The Manufactured Housing Institute, aware that the change would govern almost three in four loans on manufactured housing, is seeking to energize its constituency to manufacturers, dealers, and park owners.
The new rulemaking, announced on Feb. 13th, would impose four new requirements on all loans that bear a high interest rate.
A “high” (Higher Priced Mortgage Loan – HPML) interest rate is designated as one that is 300 basis points above Treasuries. While only about one in four stick built homes would fit this criterion, MHI says that 70 percent of manufactured housing loans fall into that group. So, while this rulemaking may be aimed at impacting a small subset of the larger housing market, it would become a primary aspect of future manufactured housing lending.
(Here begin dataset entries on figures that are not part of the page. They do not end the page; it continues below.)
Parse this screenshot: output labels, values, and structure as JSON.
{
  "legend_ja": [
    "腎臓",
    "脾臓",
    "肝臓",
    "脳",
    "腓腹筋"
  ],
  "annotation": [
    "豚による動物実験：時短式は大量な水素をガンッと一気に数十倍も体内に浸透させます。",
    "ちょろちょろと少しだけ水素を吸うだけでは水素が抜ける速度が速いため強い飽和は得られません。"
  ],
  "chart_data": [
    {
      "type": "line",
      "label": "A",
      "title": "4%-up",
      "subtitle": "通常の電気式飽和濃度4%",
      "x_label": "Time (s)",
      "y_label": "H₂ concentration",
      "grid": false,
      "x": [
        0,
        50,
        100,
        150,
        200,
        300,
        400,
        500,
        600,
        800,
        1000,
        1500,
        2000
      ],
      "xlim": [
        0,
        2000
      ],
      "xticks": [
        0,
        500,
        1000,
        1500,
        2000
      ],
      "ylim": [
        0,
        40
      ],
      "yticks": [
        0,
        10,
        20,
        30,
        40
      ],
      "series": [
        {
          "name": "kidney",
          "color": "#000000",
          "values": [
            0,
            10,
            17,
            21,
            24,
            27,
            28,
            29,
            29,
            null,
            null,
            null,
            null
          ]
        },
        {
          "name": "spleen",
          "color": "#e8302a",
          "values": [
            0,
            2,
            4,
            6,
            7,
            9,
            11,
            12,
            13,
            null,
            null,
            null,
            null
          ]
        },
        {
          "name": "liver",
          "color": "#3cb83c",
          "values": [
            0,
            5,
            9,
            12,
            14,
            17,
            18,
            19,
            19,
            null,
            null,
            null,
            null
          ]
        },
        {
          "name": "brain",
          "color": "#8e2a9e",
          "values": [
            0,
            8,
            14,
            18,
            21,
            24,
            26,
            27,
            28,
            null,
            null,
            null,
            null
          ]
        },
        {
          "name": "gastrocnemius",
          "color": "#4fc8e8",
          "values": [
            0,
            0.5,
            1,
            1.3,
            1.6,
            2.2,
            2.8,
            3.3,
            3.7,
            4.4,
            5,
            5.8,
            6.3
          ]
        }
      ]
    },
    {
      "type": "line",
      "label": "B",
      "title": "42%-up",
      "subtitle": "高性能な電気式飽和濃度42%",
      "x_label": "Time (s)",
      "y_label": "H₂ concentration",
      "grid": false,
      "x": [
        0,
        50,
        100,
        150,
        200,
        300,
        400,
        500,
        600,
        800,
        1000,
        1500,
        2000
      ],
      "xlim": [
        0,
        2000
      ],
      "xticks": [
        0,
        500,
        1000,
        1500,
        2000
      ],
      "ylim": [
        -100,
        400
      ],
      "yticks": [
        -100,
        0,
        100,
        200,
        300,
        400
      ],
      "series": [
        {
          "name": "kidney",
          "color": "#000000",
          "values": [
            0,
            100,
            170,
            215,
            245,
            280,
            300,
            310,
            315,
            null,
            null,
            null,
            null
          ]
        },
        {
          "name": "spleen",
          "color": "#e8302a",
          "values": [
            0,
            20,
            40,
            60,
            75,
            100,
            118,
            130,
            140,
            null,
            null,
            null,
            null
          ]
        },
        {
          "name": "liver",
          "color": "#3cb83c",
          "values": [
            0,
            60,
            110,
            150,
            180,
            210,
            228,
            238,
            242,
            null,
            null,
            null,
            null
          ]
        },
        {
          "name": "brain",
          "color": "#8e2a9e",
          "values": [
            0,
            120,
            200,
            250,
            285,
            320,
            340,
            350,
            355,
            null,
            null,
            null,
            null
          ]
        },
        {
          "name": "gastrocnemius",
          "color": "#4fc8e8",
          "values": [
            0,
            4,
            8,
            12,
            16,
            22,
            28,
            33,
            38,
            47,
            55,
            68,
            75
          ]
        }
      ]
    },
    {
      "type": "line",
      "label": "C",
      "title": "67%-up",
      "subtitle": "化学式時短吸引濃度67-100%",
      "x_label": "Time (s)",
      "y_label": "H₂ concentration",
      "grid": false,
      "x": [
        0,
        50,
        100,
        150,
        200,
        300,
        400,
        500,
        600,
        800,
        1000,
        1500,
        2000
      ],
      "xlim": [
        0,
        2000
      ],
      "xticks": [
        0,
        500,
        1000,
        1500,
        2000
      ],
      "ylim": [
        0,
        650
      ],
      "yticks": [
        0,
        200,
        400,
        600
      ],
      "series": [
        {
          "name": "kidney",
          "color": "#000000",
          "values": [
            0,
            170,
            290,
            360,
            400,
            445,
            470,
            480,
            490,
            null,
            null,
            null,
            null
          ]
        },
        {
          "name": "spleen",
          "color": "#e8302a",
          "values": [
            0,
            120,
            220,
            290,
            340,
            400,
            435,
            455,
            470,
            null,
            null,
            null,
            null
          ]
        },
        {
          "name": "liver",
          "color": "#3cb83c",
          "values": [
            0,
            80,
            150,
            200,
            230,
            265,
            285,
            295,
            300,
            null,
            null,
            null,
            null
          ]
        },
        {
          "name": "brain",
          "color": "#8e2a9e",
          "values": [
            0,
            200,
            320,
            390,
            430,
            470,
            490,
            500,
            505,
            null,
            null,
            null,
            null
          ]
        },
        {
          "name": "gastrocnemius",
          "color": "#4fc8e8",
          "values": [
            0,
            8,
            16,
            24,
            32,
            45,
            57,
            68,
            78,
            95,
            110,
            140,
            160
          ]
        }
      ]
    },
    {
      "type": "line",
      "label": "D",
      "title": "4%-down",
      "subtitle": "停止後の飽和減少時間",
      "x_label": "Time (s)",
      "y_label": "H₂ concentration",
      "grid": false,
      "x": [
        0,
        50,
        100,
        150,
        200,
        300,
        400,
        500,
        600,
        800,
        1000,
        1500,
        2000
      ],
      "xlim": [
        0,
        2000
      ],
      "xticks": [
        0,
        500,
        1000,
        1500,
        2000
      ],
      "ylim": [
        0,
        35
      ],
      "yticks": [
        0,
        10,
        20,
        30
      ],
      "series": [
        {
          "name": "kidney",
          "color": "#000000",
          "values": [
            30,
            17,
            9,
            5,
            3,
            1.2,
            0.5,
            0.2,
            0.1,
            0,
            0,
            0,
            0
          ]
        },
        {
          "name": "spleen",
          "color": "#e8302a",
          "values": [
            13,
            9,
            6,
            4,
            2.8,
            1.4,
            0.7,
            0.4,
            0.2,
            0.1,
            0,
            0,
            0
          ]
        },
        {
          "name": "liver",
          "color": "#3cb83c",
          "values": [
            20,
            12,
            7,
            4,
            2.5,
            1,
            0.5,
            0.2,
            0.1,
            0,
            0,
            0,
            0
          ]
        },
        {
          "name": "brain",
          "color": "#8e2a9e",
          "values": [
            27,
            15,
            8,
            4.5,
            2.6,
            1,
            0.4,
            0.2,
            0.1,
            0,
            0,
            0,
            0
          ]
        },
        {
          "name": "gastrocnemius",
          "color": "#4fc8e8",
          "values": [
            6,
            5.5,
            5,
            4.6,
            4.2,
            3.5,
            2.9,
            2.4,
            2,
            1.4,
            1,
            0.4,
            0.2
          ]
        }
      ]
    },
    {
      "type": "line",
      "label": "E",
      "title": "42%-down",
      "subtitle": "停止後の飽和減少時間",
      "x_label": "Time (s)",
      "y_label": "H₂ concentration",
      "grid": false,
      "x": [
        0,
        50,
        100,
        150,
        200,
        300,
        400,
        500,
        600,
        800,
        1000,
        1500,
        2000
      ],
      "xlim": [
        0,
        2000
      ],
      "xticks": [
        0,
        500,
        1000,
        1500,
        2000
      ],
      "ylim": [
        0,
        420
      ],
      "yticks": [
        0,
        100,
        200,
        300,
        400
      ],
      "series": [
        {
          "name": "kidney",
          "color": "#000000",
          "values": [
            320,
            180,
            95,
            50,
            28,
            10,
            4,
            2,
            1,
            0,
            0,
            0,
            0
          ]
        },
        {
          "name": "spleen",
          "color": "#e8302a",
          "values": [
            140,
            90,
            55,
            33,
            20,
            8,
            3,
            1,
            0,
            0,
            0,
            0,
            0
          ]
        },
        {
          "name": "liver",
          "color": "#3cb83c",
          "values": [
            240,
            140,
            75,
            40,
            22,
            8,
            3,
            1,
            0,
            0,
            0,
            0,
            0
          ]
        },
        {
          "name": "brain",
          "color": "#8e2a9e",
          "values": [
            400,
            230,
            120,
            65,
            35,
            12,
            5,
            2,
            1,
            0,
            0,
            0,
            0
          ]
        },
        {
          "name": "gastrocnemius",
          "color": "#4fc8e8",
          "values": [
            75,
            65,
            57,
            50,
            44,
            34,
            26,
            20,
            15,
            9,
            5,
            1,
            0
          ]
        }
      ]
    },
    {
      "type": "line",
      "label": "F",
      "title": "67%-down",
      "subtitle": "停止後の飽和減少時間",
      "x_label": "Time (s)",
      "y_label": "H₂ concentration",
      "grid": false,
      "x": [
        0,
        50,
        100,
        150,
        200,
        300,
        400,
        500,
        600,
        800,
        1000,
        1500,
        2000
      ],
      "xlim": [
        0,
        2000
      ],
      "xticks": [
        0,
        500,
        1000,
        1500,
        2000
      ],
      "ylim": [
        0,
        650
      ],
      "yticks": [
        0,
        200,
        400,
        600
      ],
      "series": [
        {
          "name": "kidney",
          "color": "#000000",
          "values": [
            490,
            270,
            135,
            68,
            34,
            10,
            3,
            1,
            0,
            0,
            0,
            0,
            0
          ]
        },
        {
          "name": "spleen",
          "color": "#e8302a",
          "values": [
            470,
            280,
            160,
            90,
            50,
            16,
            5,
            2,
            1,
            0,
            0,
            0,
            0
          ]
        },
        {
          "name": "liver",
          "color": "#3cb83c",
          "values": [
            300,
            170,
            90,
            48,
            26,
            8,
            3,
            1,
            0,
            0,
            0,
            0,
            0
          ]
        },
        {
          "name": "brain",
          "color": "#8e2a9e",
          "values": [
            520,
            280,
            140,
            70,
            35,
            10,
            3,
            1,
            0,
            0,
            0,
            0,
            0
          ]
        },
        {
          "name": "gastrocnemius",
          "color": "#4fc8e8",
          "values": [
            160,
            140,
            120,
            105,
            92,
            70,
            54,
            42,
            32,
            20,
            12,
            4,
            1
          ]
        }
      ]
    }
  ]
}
HPMLs would have to demonstrate that the lender
- considered a borrower’s ability to repay the loan
- verified the income and assets of the borrower
- established escrow accounts to pay for taxes and insurance
- and that the loan, if it contains prepayment penalties, meets certain additional tests.
The Manufactured Housing Institute (MHI) has decided to fight this proposal. They have drafted a form letter for their members to submit to write to the Federal Reserve.
MHI believes that while only about one in four site built homes will be subject to this standard, that almost all manufactured housing loans will be HPMLs.
They assert that manufactured housing lending deserves a different treatment.
True, manufactured housing lending already melted down in 2001 and 2002. The fast and easy money that some would say contributed to this current financial crisis is not available in manufactured housing. More than half of all loan applications for manufactured housing are turned down.
MHI makes some strong points to show how things have changed: most loans that are originated are fixed rates, for terms shorter than 20 years, borrowers usually make down payments of at least 15 percent, and the average credit score in manufactured housing lending is above 700.
Some recent news also shows how manufactured housing lending is behaving in ways that defy historical expectations. While almost 6 percent of all mortgages were delinquent at the end of 2007, recent reports show things are better in mh. Origen’s portfolio, for example, for its 2007-a pool had a delinquency rate of 1.13 percent.
It is one thing to agree with MHI that lending on manufactured housing has improved. The next question is how to best protect consumers against predatory lending in a way that keeps regulation up to date with financial innovation.
MHI’s preferences are to cede to the Federal Reserve on creating a new regulatory scheme based upon interest rates. They would set the bar higher, though, at 600 and 800 basis points for manufactured housing loans in first and second lien positions.
They would avoid requirements on escrow altogether.